Bug 162716 - TextInputStream.ReadLine() will not always strip line-ending characters (i.e. \r or \n)
Summary: TextInputStream.ReadLine() will not always strip line-ending characters (i.e....
Status: NEW
Alias: None
Product: LibreOffice
Classification: Unclassified
Component: BASIC (show other bugs)
Version:
(earliest affected)
Inherited From OOo
Hardware: All All
: medium minor
Assignee: Not Assigned
URL:
Whiteboard:
Keywords: difficultyBeginner, easyHack, skillCpp
Depends on:
Blocks: Macro-StarBasic
  Show dependency treegraph
 
Reported: 2024-08-30 19:33 UTC by rehierl
Modified: 2024-09-01 03:15 UTC (History)
4 users (show)

See Also:
Crash report or crash signature:


Attachments
sample code to showcase the issue with TextInputStream.ReadLine() (1.53 KB, text/plain)
2024-08-30 19:35 UTC, rehierl
Details

Note You need to log in before you can comment on or make changes to this bug.
Description rehierl 2024-08-30 19:33:56 UTC
Description:
Assume a ReadLine(input as string) routine that creates an Uno Pipe, a TextOutputStream that writes $input to the pipe, and a TextInputStream that uses its ReadLine() method to read the frist line from that pipe.

According to https://api.libreoffice.org/docs/idl/ref/interfacecom_1_1sun_1_1star_1_1io_1_1XTextInputStream.html#a723d8ab1b4f3966a0e95043c20d8fa71, the ReadLine() function should always right-trim all line-ending charactes (\r and/or \n) from the string it returns.
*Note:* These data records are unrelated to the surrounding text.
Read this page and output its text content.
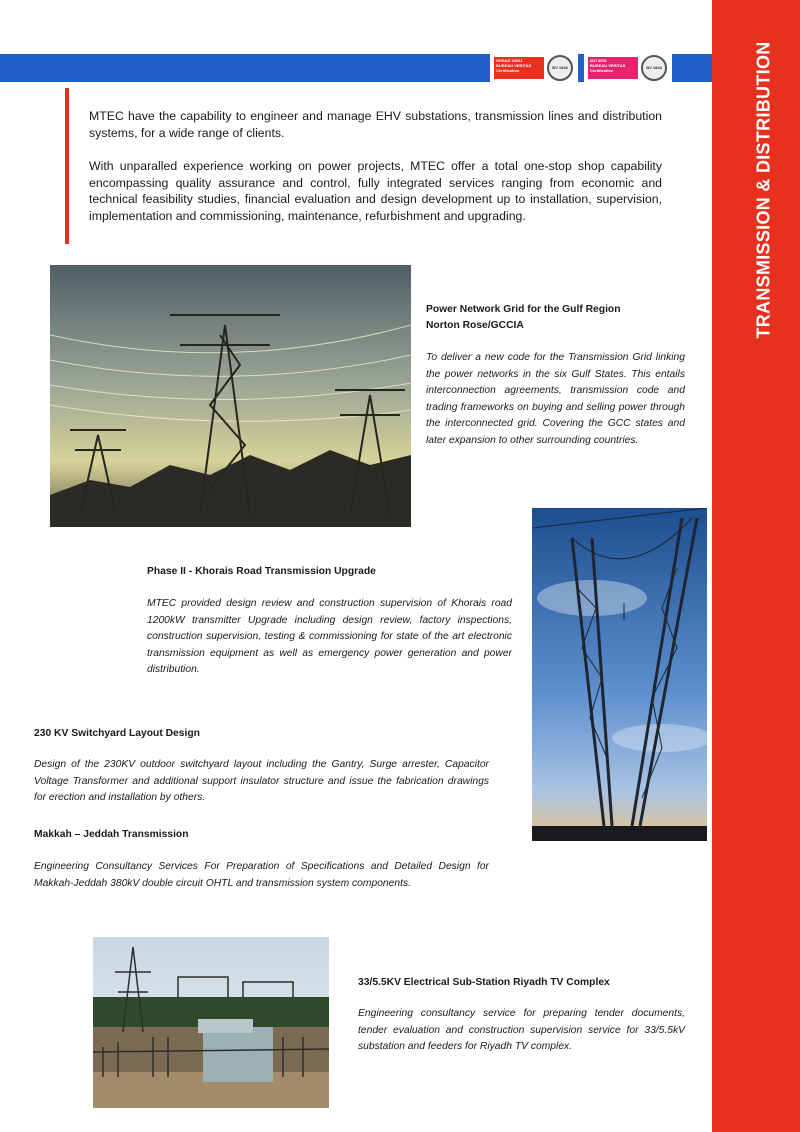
OHSAS 18001
BUREAU VERITAS
Certification
BV 1828
ISO 9001
BUREAU VERITAS
Certification
BV 1828	TRANSMISSION & DISTRIBUTION

MTEC have the capability to engineer and manage EHV substations, transmission lines and distribution systems, for a wide range of clients.

With unparalled experience working on power projects, MTEC offer a total one-stop shop capability encompassing quality assurance and control, fully integrated services ranging from economic and technical feasibility studies, financial evaluation and design development up to installation, supervision, implementation and commissioning, maintenance, refurbishment and upgrading.

Power Network Grid for the Gulf Region
Norton Rose/GCCIA
To deliver a new code for the Transmission Grid linking the power networks in the six Gulf States. This entails interconnection agreements, transmission code and trading frameworks on buying and selling power through the interconnected grid. Covering the GCC states and later expansion to other surrounding countries.
Phase II - Khorais Road Transmission Upgrade
MTEC provided design review and construction supervision of Khorais road 1200kW transmitter Upgrade including design review, factory inspections, construction supervision, testing & commissioning for state of the art electronic transmission equipment as well as emergency power generation and power distribution.
230 KV Switchyard Layout Design
Design of the 230KV outdoor switchyard layout including the Gantry, Surge arrester, Capacitor Voltage Transformer and additional support insulator structure and issue the fabrication drawings for erection and installation by others.
Makkah – Jeddah Transmission
Engineering Consultancy Services For Preparation of Specifications and Detailed Design for Makkah-Jeddah 380kV double circuit OHTL and transmission system components.
33/5.5KV Electrical Sub-Station Riyadh TV Complex
Engineering consultancy service for preparing tender documents, tender evaluation and construction supervision service for 33/5.5kV substation and feeders for Riyadh TV complex.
However, that is not always the case:

input = "abc" & chr(13) 'ends in \r
ret = ReadLine(input) 'ret has length 4 - ERROR

input = "abc" & chr(10) 'ends in \n
ret = ReadLine(input) 'ret has length 4 - ERROR

In both cases (i.e. a single line-ending character at the very end) the line-ending character will be returned as the last character of the result.

input = "abc" & chr(13) & "def" 'no issue - ok
input = "abc" & chr(10) & "def" 'no issue - ok
input = "abc" & chr(13) & chr(10) 'no issue - ok
input = "abc" & chr(13) & chr(10) & "def" 'no issue - ok

In all other cases I have tried, there doesn't seem to be an issue.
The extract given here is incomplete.